THE COMPOSER – RICHARD WAGNER (1813-1883) – Wagner was only one year returned from his exile in Zurich, Venice and Paris when the Prelude and “Liebestod” from his opera Tristan and Isolde was premiered in 1863 (the complete opera would not be fully staged until 1865). He had fled Dresden in 1849 after the socialist May Uprising there (of which he was a minor but willing participant) was put down by Saxon and Prussian forces. The political ban and open arrest warrants on Wagner and the other revolutionaries were voided only in 1862, which extended his time abroad to 12 long, but not unproductive, years.

Richard Wagner
Richard Wagner

THE HISTORY – Wagner’s reading habits during his expat years would have a significant impact on his composing habits. He was introduced to the writings of the German philosopher Arthur Schopenhauer in 1854 and found in them principles and ideals that would greatly influence his future worldview. Among the most important of these concepts was Schopenhauer’s aesthetic placement of music above all other art forms, including poetry. For Wagner, already anxious to push artistic thought in a new direction, this would come to mean that all operatic elements, even the libretto, would bow to the music and that the music would be primarily responsible for telling the story and creating the drama. Before Tristan and Isolde, no composition had shown just how effectively, and effortlessly, music alone could carry a narrative from beginning to end. It is exactly the beginning and the end of Tristan and Isolde that make up the Prelude and “Liebestod.” The title is not exactly what Wagner originally proposed. He preferred Liebestod und Verklarung (Love-Death and Transfiguration), but the modern name survives despite his wishes. Regardless of what we call them today, Wagner’s pairing of the two book-end pieces succinctly captured in a neat 17-minute package both the hesitant longing of the lovers and their final redemptive union in death. It magically mirrored the completeness of Tristan and Isolde’s entire journey and, in Wagner’s own words from the premiere program note, fulfilled their “eternal union in measureless space, no bounds, no fetters, indivisible!” Of academic interest is the opening of the Prelude which introduces the famous unresolved “Tristan” chord, quite possibly the most studied, copied and worshipped note grouping in modern music history. It is the role of the “Liebestod” (or “Transfiguration”) to resolve this harmonic tension and lay the lovers, their story, and their music finally to rest.

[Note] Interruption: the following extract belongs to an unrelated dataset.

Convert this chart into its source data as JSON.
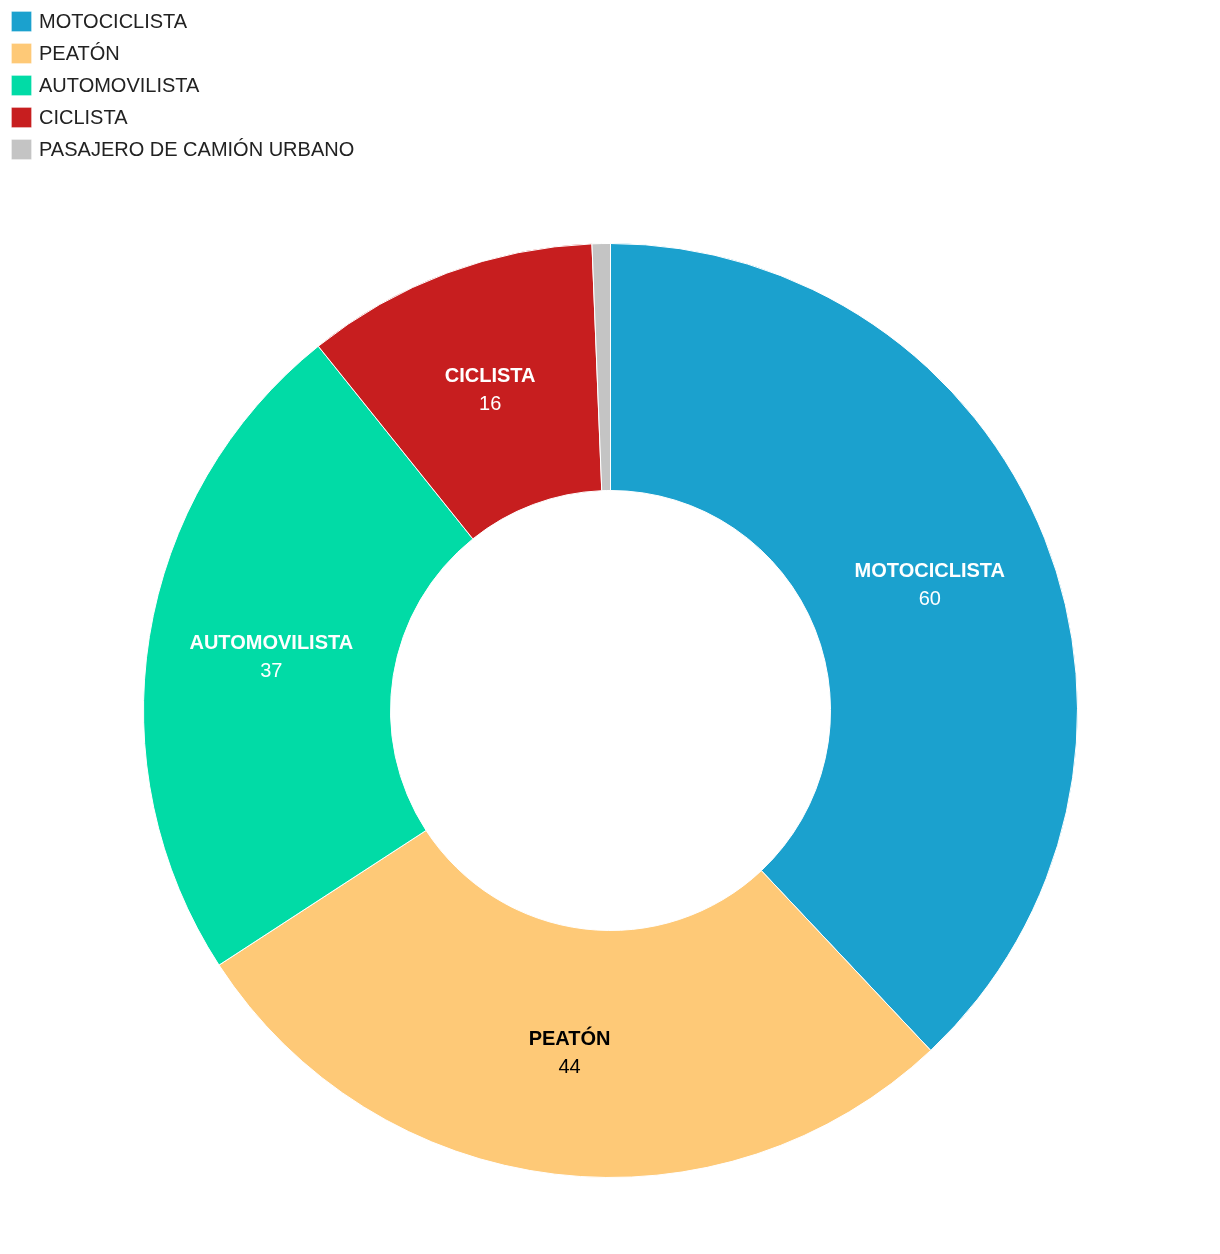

THE WORLD – Elsewhere in 1863, the Emancipation Proclamation was issued, the International Red Cross was formed, the January Uprising against the Russian Empire occurred, and Samuel Clemens used his pen name, Mark Twain, for the first time.

THE CONNECTION – Programmed no less than 13 times since 1945, the Prelude and “Liebestod” was most recently programmed on the Masterworks Series in 2003 under Pavel Kogan.